Inspectors General may sometimes be the fox guarding the hen house, but they're all that we have, and once in a while they work. An Inspector General can save taxpayers billions by investigating whistleblower claims of fraud, waste, abuse, mismanagement or illegality.
The recent the General Services Administration (GSA) scandal demonstrates the need for IGs, which by law agencies are supposed to have in place. WaPo reports that while testifying before congress yesterday,
Inspector General Brian Miller told a congressional committee scrutinizing an $823,000 Las Vegas conference that his office has asked the Justice Department to investigate “all sorts of improprieties” surrounding a 2010 event, “including bribes, including possible kickbacks.”
WaPo reports that the Las Vegas conference for GSA employees was an extravagant affair put on by expensive contractors - most of whom were awarded no-bid contracts:
Taxpayers picked up the tab for a mind reader, bicycles for a team-building exercise and a slew of private parties at the conference. . . . the freewheeling spending, which included poolside entertainment by a clown and a “Red Carpet” talent show. . .
Yet despite that the GSA IG is investigating waste and fraud like taxpayer-funded clowns (no, I don't think that's referring to Congress), there are
currently 10 Inspector General positions vacant at other federal agencies, including the ones where we most need them, like the Department of State and the Department of Defense.
The ten vacancies are down from 12 in February 2012, so many that the Project on Government Oversight (POGO) launched a web page to track Inspector General vacancies. The current vacancies include critical agencies such as the Department of State, Department of Labor, and the Department of Defense.
Until recently, the Justice Department IG position had been vacant for more than year.
And this vacancy despite the fact that the former DOJ IG reported on massive waste, mismanagement, and questionably-legal behavior in the Federal Bureau of Investigation's (FBI) use of PATRIOT Act power such as the use of National Security Letters, which allow the FBI to obtain on U.S. citizens without Court oversight.

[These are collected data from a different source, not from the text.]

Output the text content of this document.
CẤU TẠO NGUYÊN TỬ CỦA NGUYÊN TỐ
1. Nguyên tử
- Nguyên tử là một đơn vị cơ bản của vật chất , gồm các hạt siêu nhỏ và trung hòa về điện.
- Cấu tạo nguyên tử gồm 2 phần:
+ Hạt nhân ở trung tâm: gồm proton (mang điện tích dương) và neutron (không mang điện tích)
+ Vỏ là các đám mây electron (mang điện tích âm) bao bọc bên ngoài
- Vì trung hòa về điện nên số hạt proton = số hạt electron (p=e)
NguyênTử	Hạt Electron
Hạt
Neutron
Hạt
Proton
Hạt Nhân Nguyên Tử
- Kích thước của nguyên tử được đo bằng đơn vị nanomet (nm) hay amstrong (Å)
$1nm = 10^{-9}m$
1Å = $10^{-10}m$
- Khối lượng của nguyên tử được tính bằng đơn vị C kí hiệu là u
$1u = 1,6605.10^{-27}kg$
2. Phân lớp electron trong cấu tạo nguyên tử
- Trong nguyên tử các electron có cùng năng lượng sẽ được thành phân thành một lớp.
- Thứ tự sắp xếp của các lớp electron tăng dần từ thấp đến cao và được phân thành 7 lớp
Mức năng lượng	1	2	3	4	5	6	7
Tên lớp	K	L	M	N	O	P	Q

Inspectors General are not a substitute for Court or congressional oversight, nor are they a substitute meaningful legislative whistleblower protections. But Inspectors General can provide critical oversight within Executive agencies that, while not lessening the need for external checks, can use their investigatory powers to drastically reduce waste, fraud, abuse, mismanagement or illegality within our government. For that reason, filling vacant IG positions should be a much higher priority. In this economy, taxpayers do not have money to waste on clowns and pool parties.